New Call to Congress (horizontal-x3)
For the private sector, the Congress hasn´t still addressed the measures that were recommended by the Task Force on Economic Growth in Puerto Rico. (Suministrada)

Washington - Members of the Private Sector Coalition of Puerto Rico sent a reminder to officials of the Executive branch and the Congress of the United States that they are still waiting for concrete measures to boost Puerto Rico's economic development.

"We have to move away from the mentality of crisis in order to have economic growth," said Francisco Montalvo, coordinator of the Coalition.

Between Wednesday and Thursday, Montalvo, the executive vice president of the Puerto Rico Manufacturers Association, Francisco García; the president of the Puerto Rico Chamber of Commerce, David Rodríguez; and the president of the Puerto Rico Products Association, Francisco Cabrero had about 20 meetings in the White House,  the Treasury and the Congress.

For the private sector, while the Oversight Board that controls public finances has placed the process of debt restructuring in the hands of Judge Laura Taylor Swain, the Congress hasn´t still addressed the measures that were recommended by the Task Force on Economic Growth in Puerto Rico

Some of the initiatives presented last December in a report to Congress, including Puerto Rico full access to tax credits for accrued income EITC and for dependent children (CTC), have turned into bills by Resident Commissioner Jenniffer González.

During their meetings, they also called the attention to the fact that the fiscal gap that would cause the Puerto Rico health system to exhaust, by April 2018, the Medicaid funds allocated by Obamacare, which were about $ 1,200 million a year, almost half of the My Health program budget.

Although the information sheet of the budget propousal of  the Department of Health refers to an allocation of $ 1,592 million for Puerto Rico in the federal fiscal year 2018, which begins in October, it is not specified how the gap of about $ 525 million between April and October of next year would be filled.

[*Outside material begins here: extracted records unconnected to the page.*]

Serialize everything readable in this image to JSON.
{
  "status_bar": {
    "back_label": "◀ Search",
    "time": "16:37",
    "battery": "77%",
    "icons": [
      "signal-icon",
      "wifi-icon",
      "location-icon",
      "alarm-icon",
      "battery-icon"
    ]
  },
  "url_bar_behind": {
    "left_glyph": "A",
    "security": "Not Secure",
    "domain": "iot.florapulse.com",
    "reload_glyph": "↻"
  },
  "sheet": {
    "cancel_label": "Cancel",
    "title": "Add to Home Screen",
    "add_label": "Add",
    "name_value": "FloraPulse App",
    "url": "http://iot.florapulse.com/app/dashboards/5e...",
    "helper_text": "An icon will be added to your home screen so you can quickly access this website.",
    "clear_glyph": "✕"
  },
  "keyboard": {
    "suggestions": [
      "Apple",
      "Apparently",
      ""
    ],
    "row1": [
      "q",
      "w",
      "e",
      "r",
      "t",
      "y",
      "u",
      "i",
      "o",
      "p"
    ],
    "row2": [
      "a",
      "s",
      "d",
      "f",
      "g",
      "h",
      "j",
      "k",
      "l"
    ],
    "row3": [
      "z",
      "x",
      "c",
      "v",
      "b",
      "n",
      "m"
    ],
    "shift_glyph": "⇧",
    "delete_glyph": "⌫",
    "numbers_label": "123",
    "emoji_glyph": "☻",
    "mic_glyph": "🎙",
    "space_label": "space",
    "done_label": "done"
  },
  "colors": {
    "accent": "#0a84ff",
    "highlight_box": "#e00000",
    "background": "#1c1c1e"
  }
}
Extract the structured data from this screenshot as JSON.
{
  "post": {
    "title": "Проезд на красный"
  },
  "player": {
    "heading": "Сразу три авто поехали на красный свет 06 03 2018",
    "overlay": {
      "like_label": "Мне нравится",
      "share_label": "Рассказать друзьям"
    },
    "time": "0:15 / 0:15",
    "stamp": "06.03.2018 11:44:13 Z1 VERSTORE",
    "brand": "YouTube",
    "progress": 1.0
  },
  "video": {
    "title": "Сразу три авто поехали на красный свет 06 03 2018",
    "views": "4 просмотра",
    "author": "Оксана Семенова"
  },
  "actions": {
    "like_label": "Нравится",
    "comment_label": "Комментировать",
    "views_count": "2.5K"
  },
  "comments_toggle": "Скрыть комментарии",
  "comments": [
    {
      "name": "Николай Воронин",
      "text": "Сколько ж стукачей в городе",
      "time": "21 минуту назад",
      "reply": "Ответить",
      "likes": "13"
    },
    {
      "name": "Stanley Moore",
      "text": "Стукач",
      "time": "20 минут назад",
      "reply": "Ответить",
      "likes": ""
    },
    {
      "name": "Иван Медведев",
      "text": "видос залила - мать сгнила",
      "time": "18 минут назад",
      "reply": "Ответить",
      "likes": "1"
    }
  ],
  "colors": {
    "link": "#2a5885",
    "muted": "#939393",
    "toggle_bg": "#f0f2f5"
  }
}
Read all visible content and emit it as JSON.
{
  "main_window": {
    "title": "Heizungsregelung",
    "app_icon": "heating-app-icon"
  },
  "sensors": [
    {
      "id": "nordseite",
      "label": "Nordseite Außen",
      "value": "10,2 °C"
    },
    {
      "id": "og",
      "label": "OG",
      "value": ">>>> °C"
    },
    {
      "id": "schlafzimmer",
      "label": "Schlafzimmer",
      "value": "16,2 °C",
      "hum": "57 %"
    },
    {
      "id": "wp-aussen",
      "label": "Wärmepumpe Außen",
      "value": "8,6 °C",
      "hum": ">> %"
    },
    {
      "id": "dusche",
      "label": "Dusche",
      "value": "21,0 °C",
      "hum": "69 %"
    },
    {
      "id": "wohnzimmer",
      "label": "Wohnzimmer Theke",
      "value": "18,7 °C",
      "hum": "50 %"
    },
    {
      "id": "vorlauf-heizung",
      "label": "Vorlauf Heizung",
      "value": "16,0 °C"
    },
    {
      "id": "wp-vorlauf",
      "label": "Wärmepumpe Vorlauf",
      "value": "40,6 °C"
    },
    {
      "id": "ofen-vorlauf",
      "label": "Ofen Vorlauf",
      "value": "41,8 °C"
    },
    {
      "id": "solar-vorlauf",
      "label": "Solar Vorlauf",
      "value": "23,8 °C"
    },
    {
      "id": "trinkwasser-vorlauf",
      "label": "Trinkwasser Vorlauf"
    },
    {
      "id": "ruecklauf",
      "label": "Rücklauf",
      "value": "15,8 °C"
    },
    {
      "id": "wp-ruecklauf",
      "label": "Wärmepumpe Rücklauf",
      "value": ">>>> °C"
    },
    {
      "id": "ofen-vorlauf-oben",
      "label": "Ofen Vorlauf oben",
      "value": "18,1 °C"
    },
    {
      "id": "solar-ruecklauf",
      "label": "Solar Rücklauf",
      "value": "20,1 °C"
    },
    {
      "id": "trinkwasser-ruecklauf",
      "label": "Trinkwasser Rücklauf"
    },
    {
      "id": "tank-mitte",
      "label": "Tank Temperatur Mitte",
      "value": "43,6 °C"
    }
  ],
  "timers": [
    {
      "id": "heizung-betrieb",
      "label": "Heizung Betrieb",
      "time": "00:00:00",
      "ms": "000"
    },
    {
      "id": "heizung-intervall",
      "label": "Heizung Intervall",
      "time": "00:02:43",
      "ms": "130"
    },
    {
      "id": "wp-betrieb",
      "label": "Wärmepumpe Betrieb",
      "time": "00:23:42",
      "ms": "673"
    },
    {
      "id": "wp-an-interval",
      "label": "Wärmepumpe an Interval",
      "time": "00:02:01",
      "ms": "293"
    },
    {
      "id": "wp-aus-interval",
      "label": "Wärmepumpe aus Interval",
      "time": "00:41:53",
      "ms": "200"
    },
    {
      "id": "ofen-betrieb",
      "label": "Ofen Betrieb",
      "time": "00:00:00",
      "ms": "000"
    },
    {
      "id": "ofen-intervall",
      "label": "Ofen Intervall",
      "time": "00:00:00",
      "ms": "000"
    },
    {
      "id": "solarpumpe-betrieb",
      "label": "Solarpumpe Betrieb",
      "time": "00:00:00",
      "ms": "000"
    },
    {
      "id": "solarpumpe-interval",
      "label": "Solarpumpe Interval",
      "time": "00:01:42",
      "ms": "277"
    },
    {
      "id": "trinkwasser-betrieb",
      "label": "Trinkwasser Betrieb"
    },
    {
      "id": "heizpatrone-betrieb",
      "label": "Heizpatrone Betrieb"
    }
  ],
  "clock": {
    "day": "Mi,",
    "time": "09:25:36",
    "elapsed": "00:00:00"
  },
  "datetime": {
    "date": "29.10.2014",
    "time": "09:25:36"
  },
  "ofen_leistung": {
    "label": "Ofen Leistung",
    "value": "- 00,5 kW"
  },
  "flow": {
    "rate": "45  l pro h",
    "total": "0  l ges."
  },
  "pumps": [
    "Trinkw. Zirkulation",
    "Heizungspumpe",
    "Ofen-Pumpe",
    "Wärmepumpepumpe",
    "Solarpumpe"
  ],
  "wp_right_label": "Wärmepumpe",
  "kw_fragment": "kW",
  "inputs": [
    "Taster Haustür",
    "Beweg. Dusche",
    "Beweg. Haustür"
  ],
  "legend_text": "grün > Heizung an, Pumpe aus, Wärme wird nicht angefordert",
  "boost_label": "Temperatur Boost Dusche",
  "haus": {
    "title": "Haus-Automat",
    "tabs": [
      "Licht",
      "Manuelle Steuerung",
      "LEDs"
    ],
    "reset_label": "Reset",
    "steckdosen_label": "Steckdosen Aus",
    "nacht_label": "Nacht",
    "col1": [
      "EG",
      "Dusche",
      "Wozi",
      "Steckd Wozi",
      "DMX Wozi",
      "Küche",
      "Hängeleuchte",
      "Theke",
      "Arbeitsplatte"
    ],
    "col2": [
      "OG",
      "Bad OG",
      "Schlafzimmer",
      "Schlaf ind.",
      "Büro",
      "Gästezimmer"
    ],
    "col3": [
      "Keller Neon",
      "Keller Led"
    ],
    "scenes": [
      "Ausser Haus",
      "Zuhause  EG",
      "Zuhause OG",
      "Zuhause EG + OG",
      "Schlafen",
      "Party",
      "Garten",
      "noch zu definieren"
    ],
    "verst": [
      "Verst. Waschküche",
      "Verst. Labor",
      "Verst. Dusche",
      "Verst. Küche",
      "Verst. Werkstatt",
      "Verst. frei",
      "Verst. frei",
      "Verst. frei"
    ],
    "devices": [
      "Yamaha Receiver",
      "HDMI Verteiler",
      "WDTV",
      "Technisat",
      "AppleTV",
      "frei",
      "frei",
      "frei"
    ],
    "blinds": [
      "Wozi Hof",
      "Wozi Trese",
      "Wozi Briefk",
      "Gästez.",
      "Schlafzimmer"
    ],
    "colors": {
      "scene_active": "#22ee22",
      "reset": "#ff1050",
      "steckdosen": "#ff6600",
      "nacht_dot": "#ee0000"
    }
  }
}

The encounters included Mackenzie Gross, who works for the White House National Economic Council. "We were able give him a good dose of what is happening", Garcia said.

The meetings at the Treasury were with Justin Muziniche and Daniel Kowalski, advisors to Secretary Steve Mnuchin.

With the chairman of the House Committee on Natural Resources, Republican Rob Bishop (Utah), they discussed in depth the Restructuring Support Agreement (RSA) of the Puerto Rico Electric Power Authority. On Thursday, Bishop pressed the Oversight Board to accept the RSA, to which the Coalition opposes.

The issue was the core of the conversation with Andrew Vecera, an advisor to the Subcommittee on Energy and Mineral Resources. "We told them that Puerto Rico is going to come out better under title III" of the PROMESA law, which allows debt restructuring through the Court,  indicated Rodriguez.

Meanwhile, Cabrero said that they reminded Bishop that if economic development measures are not promoted "nobody is going to receive money".

In talks with Kimberley Brandt, legal counselor of the chairman of the Senate Finance Committee, Republican Orrin Hatch (Utah), the private industry representatives also highlighted on a possible fiscal reform and the fiscal abyss in Medicaid funds.

Senator Hatch, who has been related to the debate over the Island´s fiscal crisis, will be the decisive voice in the Senate on contributory issues and Medicaid.


Discussions on contributory reform and Medicaid included officials from the offices of Senators Richard Burr (Republican for North Carolina) and Sherrod Brown (Democrat for Ohio), who are members of the Finance Committee.

In the meantime, Gonzalez, who welcomed private industry representatives, is confident that the Republican leadership will address the cliff of the Medicaid funds either in the health budget or in the State Children's Health Insurance Program (SCHIP) that must be reauthorized in September.

In the case of the federal fiscal reform, the Private Sector Coalition claims that any change will not adversely affect the benefits of US manufacturers doing business in Puerto Rico, such as foreign or domestic companies, and that Puerto Rican companies.

At a time when the leadership of the House of Representatives keeps alive a proposal to establish a tax at the border, they seek to ensure that Puerto Rican companies that export their products to the United States are not affected

They also keep an eye on President Donald Trump's possible plan to invest $ 1 trillion in infrastructure projects. "We want to see", Rodríguez said, "how we get involved in those projects."